Но я отказался. Полковник нанял Чарли Паркса и в конце концов выиграл, подав в апелляционный суд.
Вскоре объявили забастовку водители "Мор-то-невских грузовиков", дочерней фирмы консервного треста, - полковник запретил их профсоюзу вступить в "Объединение промышленных организаций", и тогда глава профсоюза Норберт Эдкинс обратился к нам за юридической защитой. Джимми Эндрюс, только начавший у нас работать, так и сгорал от тоски по собственному делу, и мы с Бишопом не видели причин, отчего бы ему не поручить этот случай. Но тут вмешался Уингейт Коллинс.
- В общем, вот что, если говорить откровенно, - сообщил он, - полковник не хотел бы, чтобы в это дело впутывались его добрые знакомые. Откажитесь, а то ваша контора как бы без клиентов не осталась. Понимаете, к чему я веду?
- Перестаньте, Уингейт, - сказал я, улыбаясь. - Слишком часто в кино ходите.

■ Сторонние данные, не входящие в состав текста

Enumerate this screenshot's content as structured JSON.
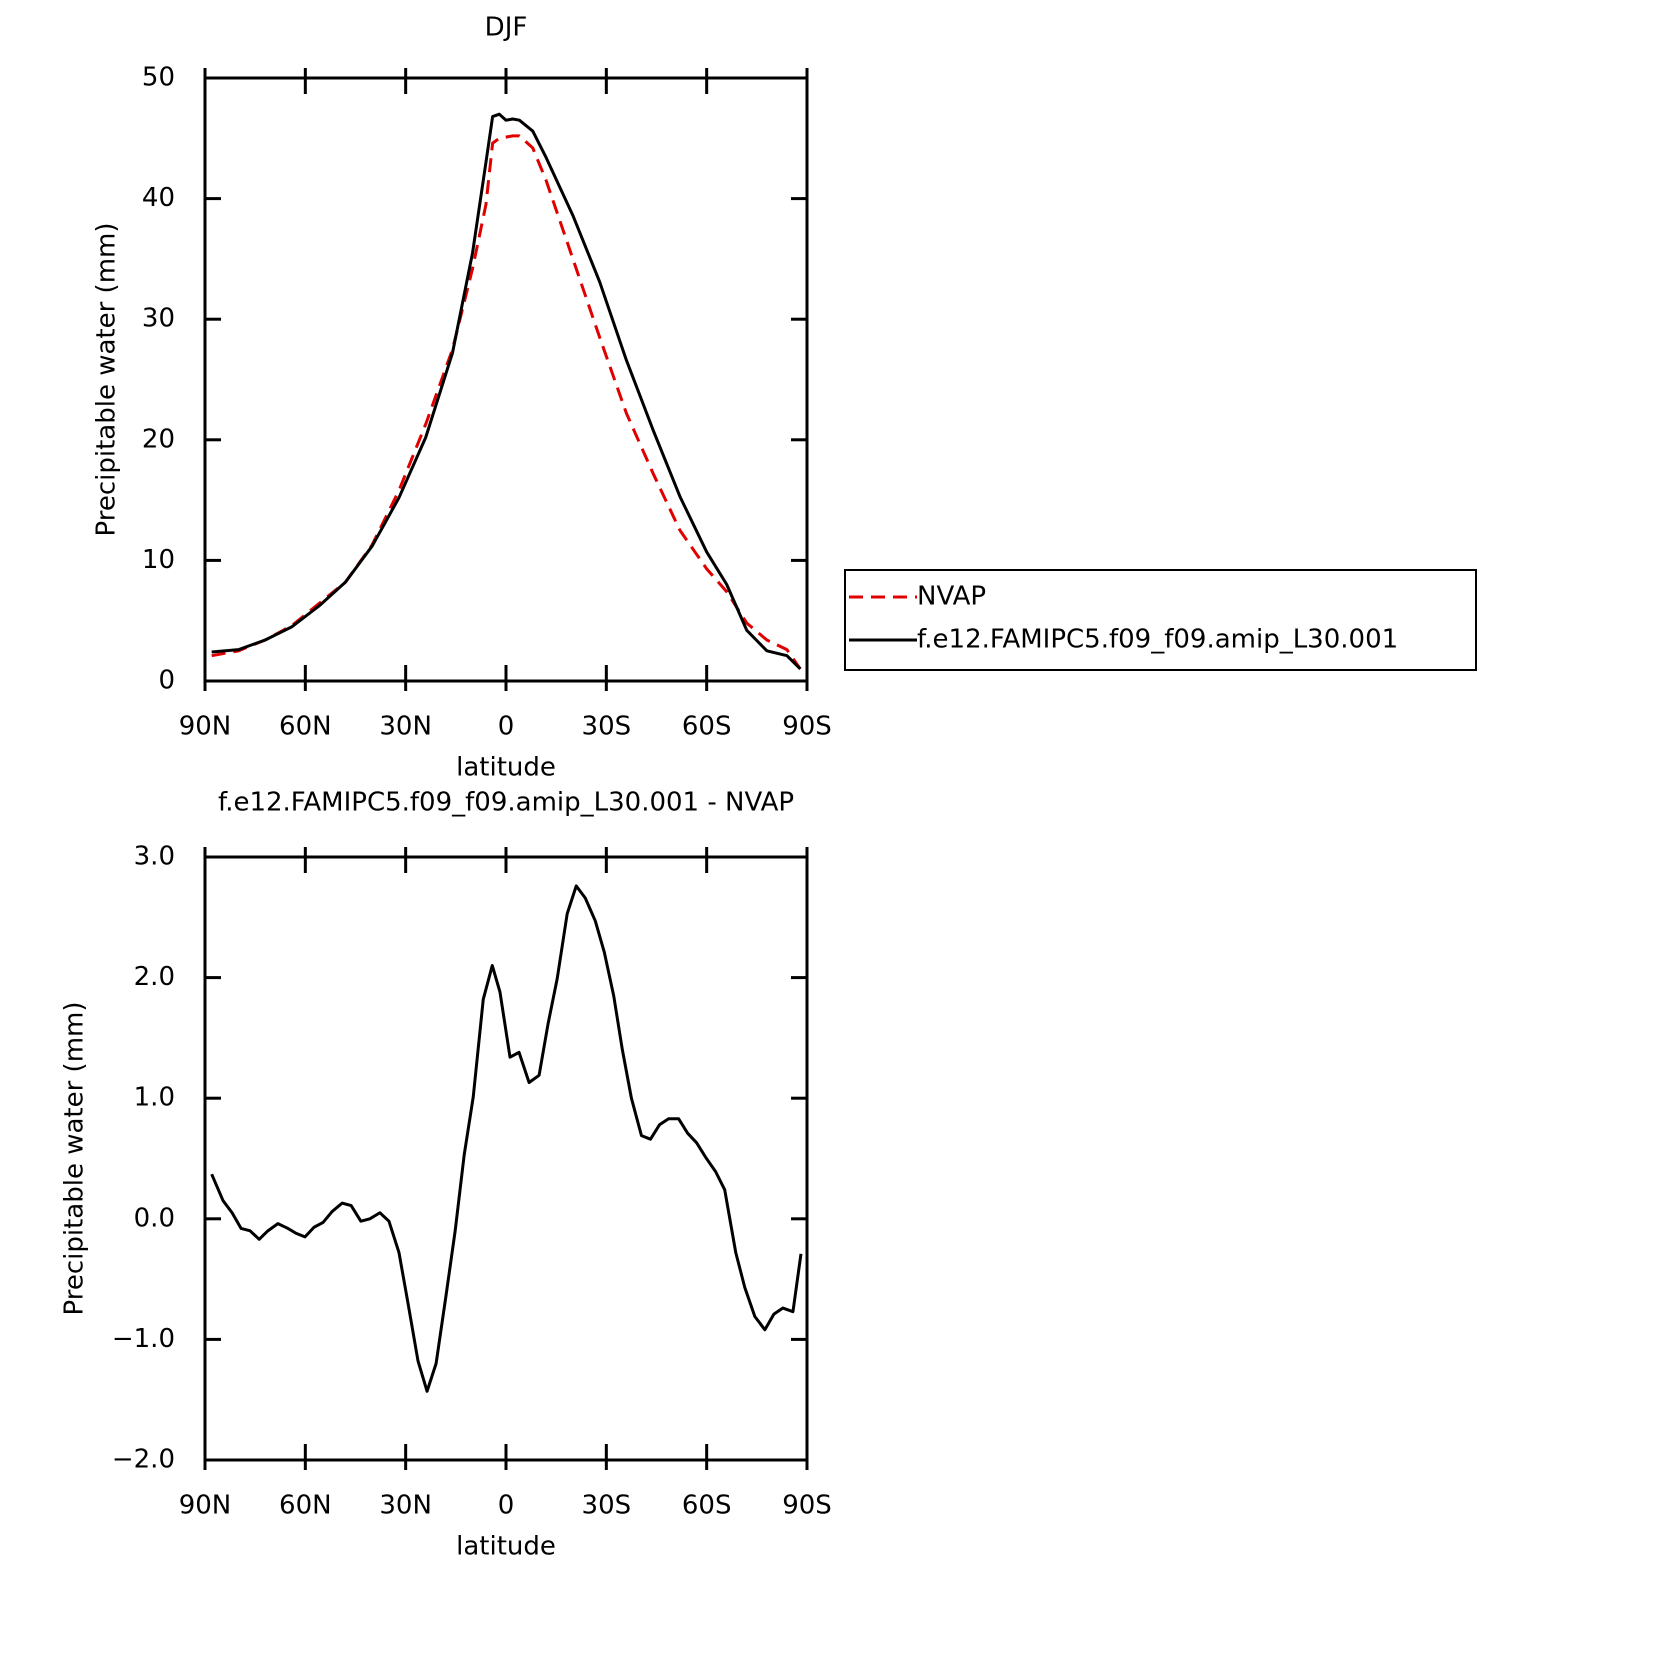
{
  "chart_data": [
    {
      "type": "line",
      "title": "DJF",
      "xlabel": "latitude",
      "ylabel": "Precipitable water (mm)",
      "x": [
        88,
        80,
        72,
        64,
        56,
        48,
        40,
        32,
        24,
        16,
        10,
        6,
        4,
        2,
        0,
        -2,
        -4,
        -8,
        -12,
        -20,
        -28,
        -36,
        -44,
        -52,
        -60,
        -66,
        -72,
        -78,
        -84,
        -88
      ],
      "series": [
        {
          "name": "NVAP",
          "color": "#e00000",
          "dashed": true,
          "values": [
            2.1,
            2.5,
            3.4,
            4.6,
            6.4,
            8.2,
            11.3,
            15.8,
            21.3,
            27.5,
            34.2,
            39.5,
            44.6,
            45.0,
            45.1,
            45.2,
            45.2,
            44.2,
            41.5,
            35.0,
            28.5,
            22.2,
            17.2,
            12.5,
            9.3,
            7.4,
            4.8,
            3.4,
            2.6,
            1.0
          ]
        },
        {
          "name": "f.e12.FAMIPC5.f09_f09.amip_L30.001",
          "color": "#000000",
          "dashed": false,
          "values": [
            2.4,
            2.6,
            3.4,
            4.5,
            6.2,
            8.2,
            11.2,
            15.2,
            20.2,
            27.2,
            35.5,
            43.0,
            46.8,
            47.0,
            46.5,
            46.6,
            46.5,
            45.6,
            43.4,
            38.6,
            33.1,
            26.6,
            20.8,
            15.3,
            10.7,
            8.0,
            4.2,
            2.5,
            2.1,
            1.0
          ]
        }
      ],
      "xlim": [
        90,
        -90
      ],
      "xticks": [
        {
          "value": 90,
          "label": "90N"
        },
        {
          "value": 60,
          "label": "60N"
        },
        {
          "value": 30,
          "label": "30N"
        },
        0,
        {
          "value": -30,
          "label": "30S"
        },
        {
          "value": -60,
          "label": "60S"
        },
        {
          "value": -90,
          "label": "90S"
        }
      ],
      "ylim": [
        0,
        50
      ],
      "yticks": [
        0,
        10,
        20,
        30,
        40,
        50
      ],
      "legend": "right"
    },
    {
      "type": "line",
      "title": "f.e12.FAMIPC5.f09_f09.amip_L30.001 - NVAP",
      "xlabel": "latitude",
      "ylabel": "Precipitable water (mm)",
      "x": [
        88,
        84.6,
        81.9,
        79.2,
        76.5,
        73.8,
        71.2,
        68.2,
        65.2,
        62.8,
        60.1,
        57.4,
        54.7,
        52.0,
        49.0,
        46.3,
        43.4,
        40.7,
        37.7,
        35.0,
        32.0,
        29.3,
        26.3,
        23.6,
        20.9,
        17.9,
        15.2,
        12.5,
        9.8,
        6.8,
        4.1,
        1.8,
        -1.2,
        -3.9,
        -6.9,
        -9.9,
        -12.6,
        -15.3,
        -18.3,
        -21.0,
        -23.7,
        -26.7,
        -29.4,
        -32.2,
        -34.8,
        -37.5,
        -40.5,
        -43.2,
        -45.9,
        -48.6,
        -51.6,
        -54.3,
        -57.0,
        -59.7,
        -62.7,
        -65.4,
        -68.7,
        -71.4,
        -74.4,
        -77.4,
        -80.1,
        -82.8,
        -85.8,
        -88.2
      ],
      "series": [
        {
          "name": "f.e12.FAMIPC5.f09_f09.amip_L30.001 - NVAP",
          "color": "#000000",
          "values": [
            0.37,
            0.15,
            0.05,
            -0.08,
            -0.1,
            -0.17,
            -0.1,
            -0.04,
            -0.08,
            -0.12,
            -0.15,
            -0.07,
            -0.03,
            0.06,
            0.13,
            0.11,
            -0.02,
            0.0,
            0.05,
            -0.02,
            -0.28,
            -0.7,
            -1.18,
            -1.43,
            -1.2,
            -0.63,
            -0.1,
            0.53,
            1.01,
            1.82,
            2.1,
            1.88,
            1.34,
            1.38,
            1.13,
            1.19,
            1.62,
            1.99,
            2.53,
            2.76,
            2.66,
            2.47,
            2.21,
            1.85,
            1.4,
            1.0,
            0.69,
            0.66,
            0.78,
            0.83,
            0.83,
            0.71,
            0.63,
            0.51,
            0.39,
            0.24,
            -0.28,
            -0.57,
            -0.81,
            -0.92,
            -0.79,
            -0.74,
            -0.77,
            -0.29
          ]
        }
      ],
      "xlim": [
        90,
        -90
      ],
      "xticks": [
        {
          "value": 90,
          "label": "90N"
        },
        {
          "value": 60,
          "label": "60N"
        },
        {
          "value": 30,
          "label": "30N"
        },
        0,
        {
          "value": -30,
          "label": "30S"
        },
        {
          "value": -60,
          "label": "60S"
        },
        {
          "value": -90,
          "label": "90S"
        }
      ],
      "ylim": [
        -2,
        3
      ],
      "yticks": [
        {
          "value": -2,
          "label": "−2.0"
        },
        {
          "value": -1,
          "label": "−1.0"
        },
        {
          "value": 0,
          "label": "0.0"
        },
        {
          "value": 1,
          "label": "1.0"
        },
        {
          "value": 2,
          "label": "2.0"
        },
        {
          "value": 3,
          "label": "3.0"
        }
      ]
    }
  ]
}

- А вы бы лучше без шуточек, - говорит. - Все у вас будет отлично, только с забастовщиками связываться не надо. Уж скажу вам по старой дружбе, "Мэтсон и Паркс" последнее время полковника подводить стали, так он не прочь к другим юристам дела свои перевести, чтобы официально представляли "Чудесные томаты". А значит, фирма эта увеличит свой доход тысяч на шесть, если не на восемь. Вы ему, полковнику то есть, особенно нравитесь, Тодд, точно вам говорю. Считает, что из вас большой толк получится. И я что хотите ставлю, он вашу фирму выберет, если только забастовщиков подальше пошлете. Ну что, трудно вам, что ли, - а он вчера прямо так и сказал, я сам слышал, только пусть это между нами останется.

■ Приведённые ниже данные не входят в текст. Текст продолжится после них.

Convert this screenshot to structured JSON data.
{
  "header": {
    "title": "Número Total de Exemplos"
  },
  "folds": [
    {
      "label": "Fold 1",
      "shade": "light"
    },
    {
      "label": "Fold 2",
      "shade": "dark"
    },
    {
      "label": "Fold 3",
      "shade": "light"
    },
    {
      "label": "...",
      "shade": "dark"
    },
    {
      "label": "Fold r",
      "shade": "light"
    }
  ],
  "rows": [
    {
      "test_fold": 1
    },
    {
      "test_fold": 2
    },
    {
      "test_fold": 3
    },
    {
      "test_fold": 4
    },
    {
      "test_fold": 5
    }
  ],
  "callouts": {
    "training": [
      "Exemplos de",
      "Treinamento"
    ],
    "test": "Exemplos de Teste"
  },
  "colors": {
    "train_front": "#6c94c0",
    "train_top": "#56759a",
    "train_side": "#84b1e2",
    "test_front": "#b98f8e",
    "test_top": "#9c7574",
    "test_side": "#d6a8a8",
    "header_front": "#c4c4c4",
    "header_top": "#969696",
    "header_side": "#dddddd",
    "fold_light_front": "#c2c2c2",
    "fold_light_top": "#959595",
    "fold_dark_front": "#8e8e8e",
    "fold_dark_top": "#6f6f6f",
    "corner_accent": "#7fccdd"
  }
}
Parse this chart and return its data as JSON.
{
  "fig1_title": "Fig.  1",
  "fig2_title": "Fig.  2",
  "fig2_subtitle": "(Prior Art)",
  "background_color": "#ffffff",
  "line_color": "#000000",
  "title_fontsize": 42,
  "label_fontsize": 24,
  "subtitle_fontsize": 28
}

- Кажется, Джиму это дело передали, - сказал я. - Вы с ним побеседуйте, Уингейт.
- Побеседовал уже, - фыркнул в ответ Уингейт. - Говорит, он готов за профсоюз вступиться, но вообще-то пусть вы с Гарри решаете. А Гарри сказал, ему все равно.
- Мне тоже, - говорю.
- Ну, так, значит, идиоты вы все, прошу прощения за откровенность. - Уингейт был теперь искренен. - Уж не знаю, как полковнику и сказать, огорчится он сильно.

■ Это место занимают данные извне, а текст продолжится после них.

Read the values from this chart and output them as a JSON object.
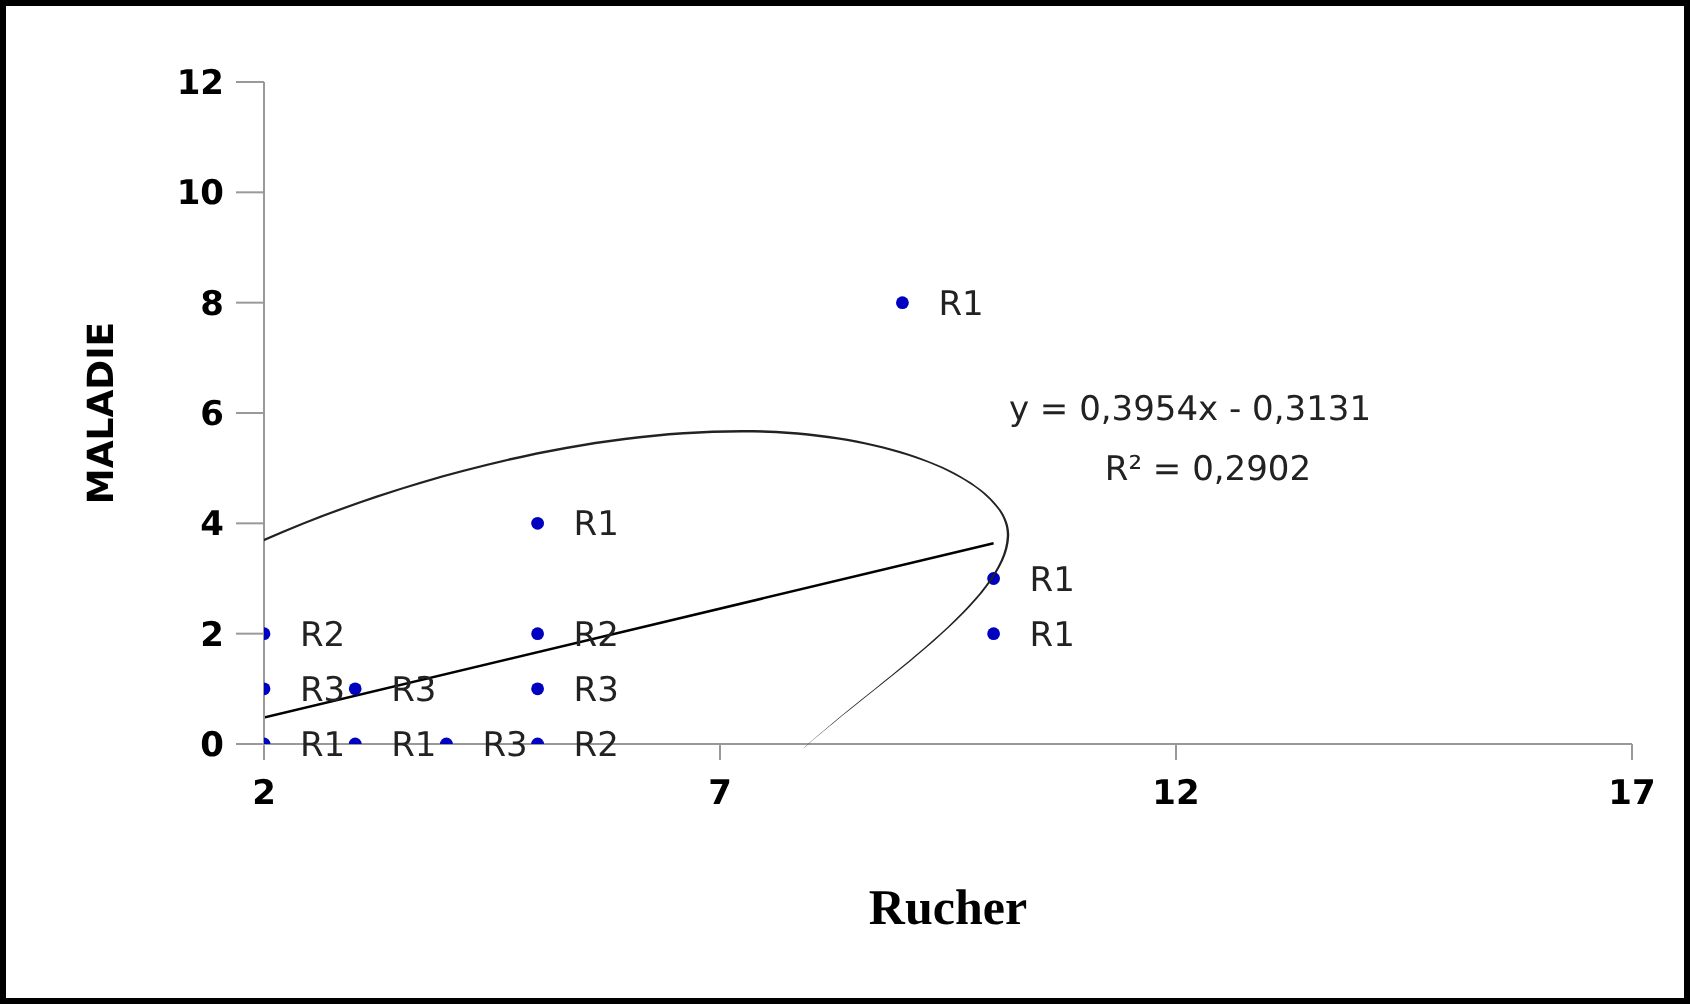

Но, видимо, ничего, пережил. Когда делом занялся суд, Джимми консультировал профсоюз, а "Мэтсон и Парке", ближайшие наши соседи, представляли компанию. В конце концов приняли решение, вменявшее профсоюзу в обязанность оставаться "независимым", а водителей заставили из профсоюзной кассы возместить стоимость шести грузовиков, поврежденных во время беспорядков.
В течение следующего года с небольшим полковник сам или через своих вице-президентов раз десять предлагал мне поручения. Я от всех них отказывался, если предполагалось, что дело надо вести мне самому (дела были самые банальные, хотя с денежной стороны выгодные), какие-то он отдал на сторону, другие, довольно неохотно впрочем, предоставил мистеру Бишопу. Всякий раз, как мы встречались на улице (пешком он редко ходил), полковник хлопал меня по плечу, тряс руку, приглашал зайти пообедать или прогуляться с ним на его яхте, предлагал помочь, если надумаю вступить в Кембриджский яхт-клуб, в "Клуб Лосей", в "Ротари", в масонскую ложу, в клуб ветеранов (полковник там ведал приемом) или в загородный клуб (поскольку я время от времени развлекался гольфом, в этом клубе я уже состоял). Все эти приглашения и предложения я вежливо отклонял. Полковник возмущался, чуть не пыхтя от ярости.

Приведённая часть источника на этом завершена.